Cirque

Cirques are the most common landforms in glaciated mountains. The cirques quite often are found at the heads of glacial valleys.
The accumulated ice cuts these cirques while moving down the mountain tops. They are deep, long, and wide troughs or basins with very steep concave to vertically dropping high walls at its head as well as sides.
A lake of water can be seen quite often within the cirques after the glacier disappears. Such lakes are called cirque or tarn lakes. There can be two or more cirques one leading into another down below in a stepped sequence.
Horns and Serrated Ridges
Horns form through headward erosion of the cirque walls. If three or more radiating glaciers cut headward until their cirques meet, high, sharp-pointed, and steep-sided peaks called horns form.

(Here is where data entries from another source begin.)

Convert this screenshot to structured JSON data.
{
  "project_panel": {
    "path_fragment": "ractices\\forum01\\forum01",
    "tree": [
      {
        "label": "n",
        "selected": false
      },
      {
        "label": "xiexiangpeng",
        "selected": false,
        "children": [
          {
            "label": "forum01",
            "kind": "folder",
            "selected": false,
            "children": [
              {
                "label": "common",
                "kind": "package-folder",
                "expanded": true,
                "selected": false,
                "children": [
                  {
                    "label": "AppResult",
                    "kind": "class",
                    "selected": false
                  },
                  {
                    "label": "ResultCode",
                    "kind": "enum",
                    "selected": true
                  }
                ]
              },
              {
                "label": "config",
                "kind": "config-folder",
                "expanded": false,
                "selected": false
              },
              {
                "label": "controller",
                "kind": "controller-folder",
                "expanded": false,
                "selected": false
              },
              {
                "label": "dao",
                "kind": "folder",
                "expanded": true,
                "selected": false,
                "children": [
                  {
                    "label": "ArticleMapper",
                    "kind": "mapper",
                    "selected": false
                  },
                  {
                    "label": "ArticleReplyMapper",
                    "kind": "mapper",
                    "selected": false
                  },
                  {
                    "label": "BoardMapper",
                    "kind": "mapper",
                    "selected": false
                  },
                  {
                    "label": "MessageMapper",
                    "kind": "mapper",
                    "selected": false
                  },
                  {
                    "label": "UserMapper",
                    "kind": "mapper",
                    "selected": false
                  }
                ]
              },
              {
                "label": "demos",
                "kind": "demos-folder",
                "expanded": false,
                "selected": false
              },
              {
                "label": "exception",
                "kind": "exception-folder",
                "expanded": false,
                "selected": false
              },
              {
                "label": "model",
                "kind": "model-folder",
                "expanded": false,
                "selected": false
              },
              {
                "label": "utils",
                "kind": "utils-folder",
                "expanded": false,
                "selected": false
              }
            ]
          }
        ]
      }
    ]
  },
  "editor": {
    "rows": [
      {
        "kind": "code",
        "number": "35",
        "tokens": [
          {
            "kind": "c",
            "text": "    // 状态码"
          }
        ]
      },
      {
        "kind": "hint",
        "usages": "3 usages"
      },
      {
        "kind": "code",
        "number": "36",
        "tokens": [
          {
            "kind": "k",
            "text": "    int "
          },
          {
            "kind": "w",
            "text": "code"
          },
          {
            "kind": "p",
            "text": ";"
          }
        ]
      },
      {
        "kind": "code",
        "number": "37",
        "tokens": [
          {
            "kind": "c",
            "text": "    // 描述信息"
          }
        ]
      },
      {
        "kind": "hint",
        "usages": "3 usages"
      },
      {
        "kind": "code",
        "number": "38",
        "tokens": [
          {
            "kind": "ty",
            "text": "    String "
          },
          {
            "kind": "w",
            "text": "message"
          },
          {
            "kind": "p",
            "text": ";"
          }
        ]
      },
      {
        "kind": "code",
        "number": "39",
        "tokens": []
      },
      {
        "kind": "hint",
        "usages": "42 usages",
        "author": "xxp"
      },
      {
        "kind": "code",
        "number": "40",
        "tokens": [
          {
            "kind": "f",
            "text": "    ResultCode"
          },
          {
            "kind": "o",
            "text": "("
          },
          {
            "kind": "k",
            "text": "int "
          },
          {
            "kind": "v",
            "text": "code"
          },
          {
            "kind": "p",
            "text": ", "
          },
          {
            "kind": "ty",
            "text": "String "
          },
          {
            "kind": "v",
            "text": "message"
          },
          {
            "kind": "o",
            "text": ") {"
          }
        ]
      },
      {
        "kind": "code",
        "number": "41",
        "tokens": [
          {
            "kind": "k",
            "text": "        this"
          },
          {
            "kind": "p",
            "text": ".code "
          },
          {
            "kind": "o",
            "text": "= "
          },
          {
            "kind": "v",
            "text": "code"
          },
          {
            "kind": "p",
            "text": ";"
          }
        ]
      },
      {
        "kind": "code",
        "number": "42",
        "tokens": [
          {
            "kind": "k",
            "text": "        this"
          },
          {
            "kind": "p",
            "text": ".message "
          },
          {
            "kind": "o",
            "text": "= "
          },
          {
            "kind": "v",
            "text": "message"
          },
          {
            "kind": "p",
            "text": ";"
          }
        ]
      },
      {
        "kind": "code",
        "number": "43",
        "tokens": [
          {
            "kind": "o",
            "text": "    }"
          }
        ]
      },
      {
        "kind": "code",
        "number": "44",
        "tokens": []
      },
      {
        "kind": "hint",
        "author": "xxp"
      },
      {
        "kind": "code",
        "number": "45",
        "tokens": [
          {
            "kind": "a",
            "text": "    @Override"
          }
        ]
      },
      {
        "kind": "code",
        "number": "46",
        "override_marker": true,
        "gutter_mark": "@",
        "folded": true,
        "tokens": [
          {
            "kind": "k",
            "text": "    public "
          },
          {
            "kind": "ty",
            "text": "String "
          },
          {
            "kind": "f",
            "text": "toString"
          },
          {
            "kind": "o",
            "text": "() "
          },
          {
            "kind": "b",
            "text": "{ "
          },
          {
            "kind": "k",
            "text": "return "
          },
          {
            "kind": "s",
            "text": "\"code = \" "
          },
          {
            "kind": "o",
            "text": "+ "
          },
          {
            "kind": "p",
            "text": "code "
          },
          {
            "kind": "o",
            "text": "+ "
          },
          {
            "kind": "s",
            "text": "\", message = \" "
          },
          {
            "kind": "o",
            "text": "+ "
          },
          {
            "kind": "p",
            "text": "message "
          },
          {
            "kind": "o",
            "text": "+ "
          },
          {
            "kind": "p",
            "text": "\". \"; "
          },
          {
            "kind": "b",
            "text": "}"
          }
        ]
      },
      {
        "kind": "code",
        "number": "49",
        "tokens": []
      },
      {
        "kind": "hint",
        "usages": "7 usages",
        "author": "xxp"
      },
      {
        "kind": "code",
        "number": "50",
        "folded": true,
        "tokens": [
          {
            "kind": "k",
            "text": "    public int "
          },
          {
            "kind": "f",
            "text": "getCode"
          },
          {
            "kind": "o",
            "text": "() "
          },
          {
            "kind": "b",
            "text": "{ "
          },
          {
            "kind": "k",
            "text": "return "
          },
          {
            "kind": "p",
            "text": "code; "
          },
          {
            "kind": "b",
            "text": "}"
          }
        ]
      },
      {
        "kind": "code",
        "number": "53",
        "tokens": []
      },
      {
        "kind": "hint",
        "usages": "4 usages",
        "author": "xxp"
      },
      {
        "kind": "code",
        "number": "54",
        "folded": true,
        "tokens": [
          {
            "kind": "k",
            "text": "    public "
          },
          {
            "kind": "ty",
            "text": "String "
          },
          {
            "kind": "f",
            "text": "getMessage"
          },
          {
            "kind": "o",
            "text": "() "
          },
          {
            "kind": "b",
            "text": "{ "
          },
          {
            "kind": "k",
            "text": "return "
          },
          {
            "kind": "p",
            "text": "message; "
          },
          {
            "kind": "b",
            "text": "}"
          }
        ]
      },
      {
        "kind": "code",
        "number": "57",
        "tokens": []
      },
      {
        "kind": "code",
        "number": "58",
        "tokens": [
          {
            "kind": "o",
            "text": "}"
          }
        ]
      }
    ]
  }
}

The divides between the cirque side walls or headwalls get narrow because of progressive erosion and turn into serrated or saw-toothed ridges sometimes referred to as arĂȘtes with very sharp crest and a zig-zag outline.
“The highest peak in the Alps, Matterhorn and the highest peak in the Himalayas, Everest are in fact horns formed through headward erosion of radiating cirques.“

Glacial Valleys/Troughs

Glaciated valleys are trough-like and U-shaped with broad floors and relatively smooth, and steep sides. The valleys may contain littered debris or debris shaped as moraines with a swampy appearance. There may be lakes gouged out of the rocky floor or formed by debris within the valleys.
There can be hanging valleys at an elevation on one or both sides of the main glacial valley. The faces of divides or spurs of such hanging valleys opening into main glacial valleys are quite often truncated to give them an appearance like triangular facets.
Very deep glacial troughs filled with seawater and making up shorelines (in high latitudes) are called fjords/fiords.